Musicians in Ethiopia and Somalia frequently point to Sudan's biggest golden era stars as idols. Mention Mohammed Wardi — a legendary Sudanese singer and activist akin to Fela Kuti in stature and impact in his music and politics — and they often look to the heavens. A popular story is of one man from Mali who walked for three months across the Sahel to Sudan because the father of the woman he wanted to marry would only allow it if he got him a signed cassette from Wardi himself. Saied Khalifa is said to be the one of the few singers to make Ethiopian emperor Haile Selassie smile.

Such is the stature of Sudanese singers and the reputation of Sudanese music, particularly in the "Sudanic Belt," a cultural zone that stretches from Djibouti all the way west to Mauritania, covering much of the Sahara and the Sahel, lands where Sudanese artists are household names and Sudanese poems are regularly used as lyrics until today to produce the latest hits. Sudanese cassettes often sold more in Cameroon and Nigeria than at home.

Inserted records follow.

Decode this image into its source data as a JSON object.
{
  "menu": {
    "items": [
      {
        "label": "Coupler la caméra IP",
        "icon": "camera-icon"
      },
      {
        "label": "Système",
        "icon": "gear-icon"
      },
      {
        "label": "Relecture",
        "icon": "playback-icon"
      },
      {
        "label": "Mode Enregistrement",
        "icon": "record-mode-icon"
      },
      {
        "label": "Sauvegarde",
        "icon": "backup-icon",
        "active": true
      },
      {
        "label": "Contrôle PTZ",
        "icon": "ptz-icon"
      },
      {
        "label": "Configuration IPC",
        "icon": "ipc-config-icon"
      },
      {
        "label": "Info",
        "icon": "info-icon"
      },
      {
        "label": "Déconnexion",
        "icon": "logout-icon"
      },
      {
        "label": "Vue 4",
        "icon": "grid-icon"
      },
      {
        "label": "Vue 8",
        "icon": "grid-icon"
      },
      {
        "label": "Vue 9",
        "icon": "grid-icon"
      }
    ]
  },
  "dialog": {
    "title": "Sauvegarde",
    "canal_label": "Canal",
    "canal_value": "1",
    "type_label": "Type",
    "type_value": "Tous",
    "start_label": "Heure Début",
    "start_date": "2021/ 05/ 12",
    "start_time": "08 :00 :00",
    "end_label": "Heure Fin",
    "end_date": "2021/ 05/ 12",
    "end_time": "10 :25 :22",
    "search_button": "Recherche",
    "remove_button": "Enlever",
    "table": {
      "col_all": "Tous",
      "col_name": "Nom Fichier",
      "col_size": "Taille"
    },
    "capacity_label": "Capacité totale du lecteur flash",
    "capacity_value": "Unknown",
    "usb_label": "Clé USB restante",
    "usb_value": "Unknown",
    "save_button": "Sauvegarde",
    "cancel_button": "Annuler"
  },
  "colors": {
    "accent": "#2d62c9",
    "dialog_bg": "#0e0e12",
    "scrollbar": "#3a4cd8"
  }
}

But years of anti-music sentiment have made recordings in Sudan difficult to source. Ostinato's team traveled to Ethiopia, Somalia, Djibouti, and Egypt in search of the timeless cultural artifacts that hold the story of one of Africa's most mesmerizing cultures. That these cassette tape and vinyl recordings were mainly found in Sudan's neighbors is a testament to Sudanese music's widespread appeal.

With our Sudanese partner and co-compiler Tamador Sheikh Eldin Gibreel, a once famous poet and actress in '70s Khartoum, Ostinato's fifth album, following our Grammy-nominated "Sweet As Broken Dates," revives the enchanting harmonies, haunting melodies, and relentless rhythms of Sudan's brightest years, fully restored, remastered and packaged luxuriously in a triple LP gatefold and double CD bookcase to match the regal repute of Sudanese music.
A 20,000-word liner note booklet gives voice to the singers silenced by an oppressive regime.

Take a sail down the Blue and White Nile as they pass through Khartoum, carrying with them an ancient history and a never-ending stream of poems and songs. It takes two Niles to sing a melody.